12th Maharaja of Sonepur
- Reign: 8 August 1902 – 29 April 1937
- Coronation: 8 August 1902
- Predecessor: Pratap Rudra Singh Deo
- Successor: Sudhansu Shekhar Singh Deo
- Born: 8 July 1874 Sonepur, Odisha, India
- Died: 29 April 1937 (aged 62) Sonepur, Odisha, India
- Spouse: Parvati Devi
- Issue: Somabushan Singh Deo; Sudhansu Shekhar Singh Deo;
- Father: Pratap Rudra Singh Deo
- Mother: Amulyamani Devi
- Religion: Hinduism

= Bir Mitrodaya Singh Deo =

Maharaja of Sonepur from 1902 to 1937

Bir Mitrodaya Singh Deo KCIE (8 July 1874 – 29 April 1937), was Maharaja of Sonepur from 1902 until his death in 1937.
== Biography ==
He was born on 8 July 1874 to Pratap Rudra Singh Deo and his wife Amulyamani Devi. He succeeded his father on 8 August 1902. He was installed by Officiating Chief Minister at Sambalpur in November 1902. He was a very popular and just ruler. The Maharaja was a lover of literature and a patron of learning, and he established schools for boys and girls throughout his state. He was honoured with KCIE in 1918. The Mukti Mandap of Puri conferred on him the title of Dharmaniddhi on account of his liberality and pious deeds.

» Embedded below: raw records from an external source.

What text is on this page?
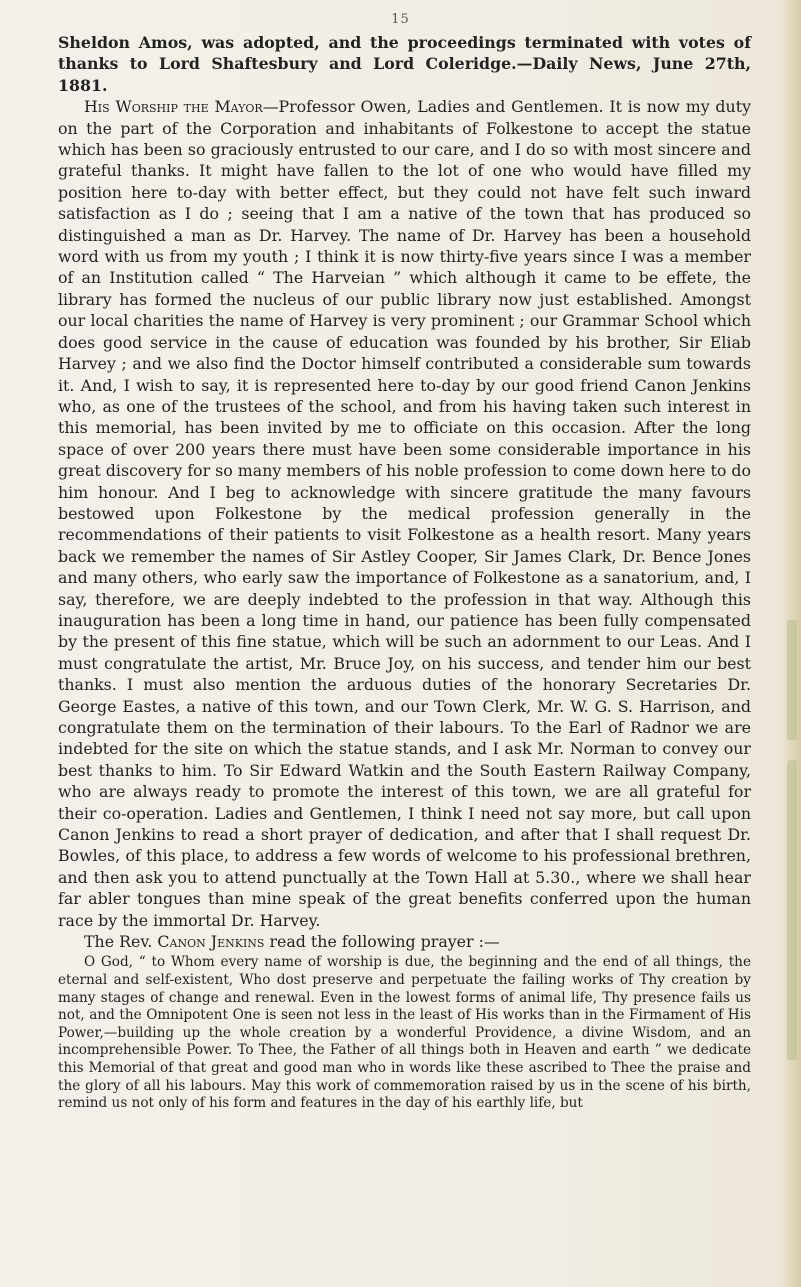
15

Sheldon Amos, was adopted, and the proceedings terminated with votes of thanks to Lord Shaftesbury and Lord Coleridge.—Daily News, June 27th, 1881.

His Worship the Mayor—Professor Owen, Ladies and Gentlemen. It is now my duty on the part of the Corporation and inhabitants of Folkestone to accept the statue which has been so graciously entrusted to our care, and I do so with most sincere and grateful thanks. It might have fallen to the lot of one who would have filled my position here to-day with better effect, but they could not have felt such inward satisfaction as I do ; seeing that I am a native of the town that has produced so distinguished a man as Dr. Harvey. The name of Dr. Harvey has been a household word with us from my youth ; I think it is now thirty-five years since I was a member of an Institution called “ The Harveian ” which although it came to be effete, the library has formed the nucleus of our public library now just established. Amongst our local charities the name of Harvey is very prominent ; our Grammar School which does good service in the cause of education was founded by his brother, Sir Eliab Harvey ; and we also find the Doctor himself contributed a considerable sum towards it. And, I wish to say, it is represented here to-day by our good friend Canon Jenkins who, as one of the trustees of the school, and from his having taken such interest in this memorial, has been invited by me to officiate on this occasion. After the long space of over 200 years there must have been some considerable importance in his great discovery for so many members of his noble profession to come down here to do him honour. And I beg to acknowledge with sincere gratitude the many favours bestowed upon Folkestone by the medical profession generally in the recommendations of their patients to visit Folkestone as a health resort. Many years back we remember the names of Sir Astley Cooper, Sir James Clark, Dr. Bence Jones and many others, who early saw the importance of Folkestone as a sanatorium, and, I say, therefore, we are deeply indebted to the profession in that way. Although this inauguration has been a long time in hand, our patience has been fully compensated by the present of this fine statue, which will be such an adornment to our Leas. And I must congratulate the artist, Mr. Bruce Joy, on his success, and tender him our best thanks. I must also mention the arduous duties of the honorary Secretaries Dr. George Eastes, a native of this town, and our Town Clerk, Mr. W. G. S. Harrison, and congratulate them on the termination of their labours. To the Earl of Radnor we are indebted for the site on which the statue stands, and I ask Mr. Norman to convey our best thanks to him. To Sir Edward Watkin and the South Eastern Railway Company, who are always ready to promote the interest of this town, we are all grateful for their co-operation. Ladies and Gentlemen, I think I need not say more, but call upon Canon Jenkins to read a short prayer of dedication, and after that I shall request Dr. Bowles, of this place, to address a few words of welcome to his professional brethren, and then ask you to attend punctually at the Town Hall at 5.30., where we shall hear far abler tongues than mine speak of the great benefits conferred upon the human race by the immortal Dr. Harvey.

The Rev. Canon Jenkins read the following prayer :—

O God, “ to Whom every name of worship is due, the beginning and the end of all things, the eternal and self-existent, Who dost preserve and perpetuate the failing works of Thy creation by many stages of change and renewal. Even in the lowest forms of animal life, Thy presence fails us not, and the Omnipotent One is seen not less in the least of His works than in the Firmament of His Power,—building up the whole creation by a wonderful Providence, a divine Wisdom, and an incomprehensible Power. To Thee, the Father of all things both in Heaven and earth ” we dedicate this Memorial of that great and good man who in words like these ascribed to Thee the praise and the glory of all his labours. May this work of commemoration raised by us in the scene of his birth, remind us not only of his form and features in the day of his earthly life, but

Similarly, Bangiya Sanskruta Mahamandala conferred on him the title of Jnangunakar on account of his immense contributions to the world of knowledge. The British Government highly praised his sound administration and gave him the title of Maharaja in 1908, which was made hereditary in 1921, and he was subsequently granted permanent salute of nine guns. He died on 29 April 1937, and was succeeded by Sudhansu Shekhar Singh Deo as Maharaja of Sonepur.